Ivan le terrible; ou, La Russie au XVIe siècle
CHAPITRE XXXV
LE SUPPLICE.
Le lendemain du départ des ambassadeurs lithuaniens, les habitants de Moscou virent des préparatifs effrayants.
Une quantité de potences furent élevées sur la grande place du marché au milieu de Kitay-gorod. Çà et là se dressaient quelques billots. Un peu plus loin, une immense chaudière en fer était suspendue à une charpente construite à cet effet. D'un autre côté, on voyait un poteau isolé avec des chaînes rivées; à son pied, des ouvriers apprêtaient un bûcher.

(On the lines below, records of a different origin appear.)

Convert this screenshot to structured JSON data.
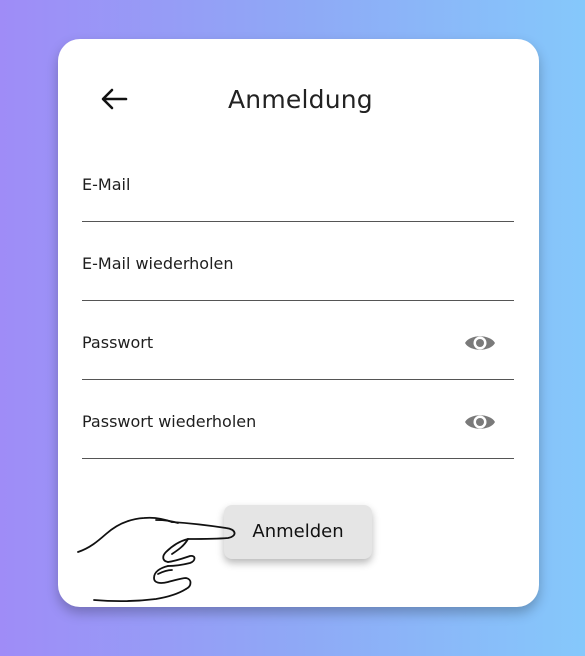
{
  "header": {
    "title": "Anmeldung",
    "back_icon": "arrow-left-icon"
  },
  "form": {
    "fields": [
      {
        "label": "E-Mail",
        "has_visibility_toggle": false
      },
      {
        "label": "E-Mail wiederholen",
        "has_visibility_toggle": false
      },
      {
        "label": "Passwort",
        "has_visibility_toggle": true,
        "toggle_icon": "eye-icon"
      },
      {
        "label": "Passwort wiederholen",
        "has_visibility_toggle": true,
        "toggle_icon": "eye-icon"
      }
    ],
    "submit_label": "Anmelden"
  },
  "overlay": {
    "pointer_icon": "pointing-hand-icon"
  },
  "colors": {
    "background_gradient_start": "#9f8cf7",
    "background_gradient_end": "#85c8fb",
    "card": "#ffffff",
    "button": "#e5e5e5",
    "eye_icon": "#7a7a7a"
  }
}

Entre les gibets étaient éparpillés des engins de tortures inconnues qui éveillaient dans le peuple des hypothèses pleines d'épouvante et serraient d'avance le cœur.
Peu à peu, tous ceux qui étaient venus au bazar pour vendre ou acheter, se dispersèrent terrifiés. Non-seulement la place, mais encore toutes les rues adjacentes devinrent désertes. Les habitants s'enfermèrent dans leurs logis en parlant à demi-voix de l'événement qui se préparait. Le bruit des terribles préparatifs se répandit dans tout Moscou et un silence de mort régna partout. Les boutiques se fermaient, personne ne se montrait dans les rues, on n'y entendait que galoper de temps en temps les courriers du Tzar qui venait de descendre dans son habitation favorite à l'Arbat. Dans le Kitay-gorod, on n'entendait d'autre bruit que celui de la hache des charpentiers et la voix des opritchniks qui dirigeaient leurs travaux. Lorsque vint la nuit, ces bruits cessèrent et la lune, s'élevant au-dessus des murs crénelés du Kitay-gorod, éclaira la place déserte, hérissée de pals et de potences. Pas une fenêtre n'était éclairée, tous les volets étaient hermétiquement clos; c'est à peine si on distinguait parfois la faible lumière des petites lampes, brûlant devant les images extérieures des églises. Cependant, personne ne ferma l'œil cette nuit: tous priaient en attendant l'aube.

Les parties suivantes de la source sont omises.